This article is intended to outline some of the basic concepts used in GTK.
Buttons, labels, scrollbars and even windows are known as widgets in GTK. Every object you can put into a window is a widget.
Widgets have the following things associated with them:
Properties - The properties of a widget, such as what size it is, how many characters it will accept and so on. Properties can be read only or read/write.
Style Properties - Properties related to how the widget looks, such as its colour and border style.
Signals - Signals which are emitted when an event occurs involving the widget (e.g. clicking the widget). You can use signals to run functions when such an event occurs.
Methods - Functions which can be called to manipulate the widget and pass or receive information from it. For example, you might call the get_text() method to get the text currently contained by the widget.
Certain widgets are able to contain other widgets. For example, a Window widget can contain one widget, which can itself contain several more widgets, all of which may be able to contain widgets too. You can think of the widgets in a GTK project as being organised as a tree.

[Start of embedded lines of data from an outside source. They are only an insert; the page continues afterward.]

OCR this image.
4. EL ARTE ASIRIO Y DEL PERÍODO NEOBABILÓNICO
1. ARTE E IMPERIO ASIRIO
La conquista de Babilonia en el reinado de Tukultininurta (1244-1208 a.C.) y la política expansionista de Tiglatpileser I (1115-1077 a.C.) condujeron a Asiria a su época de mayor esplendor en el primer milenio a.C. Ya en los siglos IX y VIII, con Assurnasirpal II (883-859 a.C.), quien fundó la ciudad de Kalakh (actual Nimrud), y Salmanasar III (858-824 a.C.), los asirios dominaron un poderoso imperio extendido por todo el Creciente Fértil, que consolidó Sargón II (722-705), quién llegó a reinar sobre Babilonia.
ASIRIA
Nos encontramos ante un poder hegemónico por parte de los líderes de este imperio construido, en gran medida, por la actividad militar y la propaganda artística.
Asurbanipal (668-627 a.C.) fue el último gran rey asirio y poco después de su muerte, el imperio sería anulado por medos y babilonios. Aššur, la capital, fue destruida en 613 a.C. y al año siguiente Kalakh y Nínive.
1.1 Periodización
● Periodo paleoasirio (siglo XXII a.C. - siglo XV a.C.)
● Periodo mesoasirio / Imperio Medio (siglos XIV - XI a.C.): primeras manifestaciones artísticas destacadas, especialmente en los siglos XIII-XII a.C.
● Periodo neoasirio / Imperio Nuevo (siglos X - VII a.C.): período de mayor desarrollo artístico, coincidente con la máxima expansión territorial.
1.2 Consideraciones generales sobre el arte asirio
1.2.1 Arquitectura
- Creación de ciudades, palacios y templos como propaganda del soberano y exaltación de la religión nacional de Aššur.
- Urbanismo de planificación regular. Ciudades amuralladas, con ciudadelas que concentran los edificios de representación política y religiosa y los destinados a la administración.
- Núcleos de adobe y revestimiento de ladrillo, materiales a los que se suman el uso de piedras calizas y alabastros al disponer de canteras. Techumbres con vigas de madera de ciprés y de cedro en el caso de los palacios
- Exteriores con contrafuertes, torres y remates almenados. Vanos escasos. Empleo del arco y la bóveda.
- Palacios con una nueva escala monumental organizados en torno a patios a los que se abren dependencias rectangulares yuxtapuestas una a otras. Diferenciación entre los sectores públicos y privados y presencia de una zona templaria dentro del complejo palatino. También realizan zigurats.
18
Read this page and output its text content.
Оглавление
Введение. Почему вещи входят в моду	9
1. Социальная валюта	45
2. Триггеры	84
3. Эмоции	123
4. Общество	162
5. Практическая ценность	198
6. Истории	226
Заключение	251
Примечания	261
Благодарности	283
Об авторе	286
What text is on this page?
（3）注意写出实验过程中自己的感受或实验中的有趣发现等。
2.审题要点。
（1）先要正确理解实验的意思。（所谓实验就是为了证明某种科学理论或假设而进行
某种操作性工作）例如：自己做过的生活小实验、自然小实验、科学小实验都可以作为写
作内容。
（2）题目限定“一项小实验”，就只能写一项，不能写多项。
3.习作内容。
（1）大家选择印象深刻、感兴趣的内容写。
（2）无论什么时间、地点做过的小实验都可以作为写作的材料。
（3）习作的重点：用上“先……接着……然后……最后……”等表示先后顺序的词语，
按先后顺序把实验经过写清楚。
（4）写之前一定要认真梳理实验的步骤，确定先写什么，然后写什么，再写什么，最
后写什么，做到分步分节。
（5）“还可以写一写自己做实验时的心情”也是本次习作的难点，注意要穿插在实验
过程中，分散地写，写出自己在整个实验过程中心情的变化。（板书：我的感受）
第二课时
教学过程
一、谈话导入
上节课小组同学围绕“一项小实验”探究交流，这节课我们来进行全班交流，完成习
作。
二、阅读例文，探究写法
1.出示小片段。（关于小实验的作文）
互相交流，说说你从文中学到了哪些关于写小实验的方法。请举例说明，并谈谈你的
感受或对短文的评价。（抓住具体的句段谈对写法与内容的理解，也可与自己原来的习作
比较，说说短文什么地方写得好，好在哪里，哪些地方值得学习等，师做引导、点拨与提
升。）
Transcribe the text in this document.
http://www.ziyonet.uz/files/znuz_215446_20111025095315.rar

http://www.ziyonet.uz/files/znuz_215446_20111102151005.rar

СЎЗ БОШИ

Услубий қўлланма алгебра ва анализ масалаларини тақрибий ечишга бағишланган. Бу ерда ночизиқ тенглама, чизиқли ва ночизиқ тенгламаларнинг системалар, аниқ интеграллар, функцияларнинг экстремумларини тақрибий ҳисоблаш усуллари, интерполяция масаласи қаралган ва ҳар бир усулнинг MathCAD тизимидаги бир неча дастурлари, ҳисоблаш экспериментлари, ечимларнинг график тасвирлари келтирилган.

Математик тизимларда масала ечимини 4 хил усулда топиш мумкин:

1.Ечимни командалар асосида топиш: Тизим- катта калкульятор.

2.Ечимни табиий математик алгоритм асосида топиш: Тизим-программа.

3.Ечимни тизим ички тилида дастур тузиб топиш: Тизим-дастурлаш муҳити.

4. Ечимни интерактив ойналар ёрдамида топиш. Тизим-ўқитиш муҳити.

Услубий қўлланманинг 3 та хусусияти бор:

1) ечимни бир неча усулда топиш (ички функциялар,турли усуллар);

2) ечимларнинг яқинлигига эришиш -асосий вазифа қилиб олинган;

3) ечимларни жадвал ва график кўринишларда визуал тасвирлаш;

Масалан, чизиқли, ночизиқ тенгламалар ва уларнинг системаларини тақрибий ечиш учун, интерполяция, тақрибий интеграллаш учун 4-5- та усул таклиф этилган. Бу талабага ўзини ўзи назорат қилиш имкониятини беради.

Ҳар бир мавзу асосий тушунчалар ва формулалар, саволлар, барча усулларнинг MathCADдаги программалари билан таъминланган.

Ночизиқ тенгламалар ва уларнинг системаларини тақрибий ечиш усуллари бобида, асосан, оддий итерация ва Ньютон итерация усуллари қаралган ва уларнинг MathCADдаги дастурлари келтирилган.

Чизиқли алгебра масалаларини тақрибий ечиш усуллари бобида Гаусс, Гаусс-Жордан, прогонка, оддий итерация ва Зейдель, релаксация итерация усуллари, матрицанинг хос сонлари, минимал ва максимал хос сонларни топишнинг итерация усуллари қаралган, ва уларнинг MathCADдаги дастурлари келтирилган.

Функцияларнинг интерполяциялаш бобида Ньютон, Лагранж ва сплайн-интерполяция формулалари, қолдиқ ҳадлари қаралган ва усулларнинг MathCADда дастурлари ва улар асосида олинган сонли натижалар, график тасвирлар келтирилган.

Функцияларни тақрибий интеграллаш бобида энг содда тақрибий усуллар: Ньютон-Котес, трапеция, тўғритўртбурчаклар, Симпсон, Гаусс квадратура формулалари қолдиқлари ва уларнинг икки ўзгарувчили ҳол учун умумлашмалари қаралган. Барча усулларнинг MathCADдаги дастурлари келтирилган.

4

Containers are useful for arranging widgets in a window. If the parent widget of other widgets is hidden, then those widgets will be hidden too.
Below is a list of useful containers:
Window - This is a normal window, the kind that you see everywhere on your desktop. Windows can only directly contain one widget themselves, so you'll normally want to put another type of container in your window first.
VBox - A container with a column of invisible 'slots' which widgets can be put into. Useful for organising things vertically.
HBox - Similar to VBox, but horizontal instead of vertical.
Events and Signals
Widgets can be made to perform functions when an event occurs. An example of an event is a button being clicked. When the event occurs, the widget sends out a signal, in this case the clicked signal. You can find a list of valid signals in the GTK documentation.
These signals can be received by signal handling functions which you have defined. You can connect functions in your code to certain signals, so that when the signal is received your function is run. For example, when the button is clicked, we might want to run a function which pops up a message.